В деревне время шло одинаково, и только праздники делали зарубки, как на стволе березы, чтобы доказать течение сока. В праздники Мовша с утра исчезал из дома, и Мовшиха начинала его искать по всей деревне. Искала она неторопливо, и этого времени Мовше хватало на то, чтобы где-нибудь, за магазином или в любом другом укромном месте, выпить с мужиками. Он спешил, поэтому напивался быстро, и когда появлялась Мовшиха, уже встречал ее с радостью. Собутыльники отходили на безопасное расстояние, освобождая место для спектакля. А Мовшиха приподнимала своего мужа за грудки, встряхивала и пыталась поставить на ноги. Он вяло сопротивлялся, что-то объяснял и все норовил опять присесть на траву. Тогда она отвешивала несколько увесистых оплеух, от которых он покорно затихал, потом приседала на корточки, ждала, пока он обнимет ее сзади, поднималась, удерживая его руки, и несла свою ношу домой. Мовша, прижавшись щекой к ее спине, блаженно улыбался. Лицо его, несмотря на размазанную под носом и по щеке кровь, сияло счастьем.
Сейчас я боюсь, что рассказал смешную историю из деревенской жизни. Нет, это не так. Мне совсем не до смеха. Ведь там был и я, маленький, оказавшийся случайно на той тропинке и все видевший. Кровь на лице испугала меня. Помню, как они прошли мимо, а я опустился на траву и заплакал.

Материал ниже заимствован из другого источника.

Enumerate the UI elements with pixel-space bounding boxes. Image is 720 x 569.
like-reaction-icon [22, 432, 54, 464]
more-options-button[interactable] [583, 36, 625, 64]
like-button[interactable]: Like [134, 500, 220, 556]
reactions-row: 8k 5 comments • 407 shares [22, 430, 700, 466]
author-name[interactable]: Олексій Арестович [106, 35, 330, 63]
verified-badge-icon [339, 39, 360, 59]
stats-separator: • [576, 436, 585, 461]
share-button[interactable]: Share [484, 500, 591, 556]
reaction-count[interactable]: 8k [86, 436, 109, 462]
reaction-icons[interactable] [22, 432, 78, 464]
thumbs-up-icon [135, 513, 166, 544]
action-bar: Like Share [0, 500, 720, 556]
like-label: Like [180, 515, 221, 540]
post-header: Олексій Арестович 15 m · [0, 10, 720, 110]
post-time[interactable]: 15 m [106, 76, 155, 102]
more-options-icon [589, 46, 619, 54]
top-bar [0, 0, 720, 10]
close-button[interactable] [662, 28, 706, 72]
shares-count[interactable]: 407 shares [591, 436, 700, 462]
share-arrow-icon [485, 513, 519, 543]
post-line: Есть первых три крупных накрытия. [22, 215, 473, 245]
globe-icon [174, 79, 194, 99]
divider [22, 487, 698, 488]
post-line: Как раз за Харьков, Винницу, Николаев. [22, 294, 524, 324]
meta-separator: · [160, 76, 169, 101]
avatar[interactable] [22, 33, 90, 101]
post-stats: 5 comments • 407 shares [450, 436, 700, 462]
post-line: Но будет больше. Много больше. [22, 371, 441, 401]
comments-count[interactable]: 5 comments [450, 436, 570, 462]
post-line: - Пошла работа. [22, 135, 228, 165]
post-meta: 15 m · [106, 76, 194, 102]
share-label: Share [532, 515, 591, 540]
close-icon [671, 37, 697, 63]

Почему я помнил этот плач потом, всю жизнь, читая о любви – о Филемоне и Бавкиде, о старосветских помещиках, о Ромео и Джульетте? Потому что вспоминал и Мовшу с Мовшихой, думая о грубости жизни, которая не пропускает через себя чувства, существующие за ее пределами, когда даже любящие люди ничего не знают о своей любви.
Тогда я и стал представлять жизнь огромным слоистым пространством. Люди существуют в одном из слоев. А сверху и снизу множество неизвестных, неведомых, таинственных слоев, в которых живут чувства, мысли, воспоминания. Они пронизывают наш слой невидимыми токами. А люди или пропускают их через себя, или, наоборот, становятся бесчувственным препятствием.
Этот образ стал настолько зримым для меня, что однажды, когда вдруг началась гроза, заставшая меня на выпуклом поле за деревней, и несколько молний впились рядом со мной прямо в землю, – я испугался, что они вспыхивают как раз в этих верхних слоях, и я буду наказан сейчас за свою догадку.
Хлынувший ливень погасил не только молнии, но и мой страх, сменившийся восторгом спасения, который развеялся, я это знаю, по всей моей будущей жизни.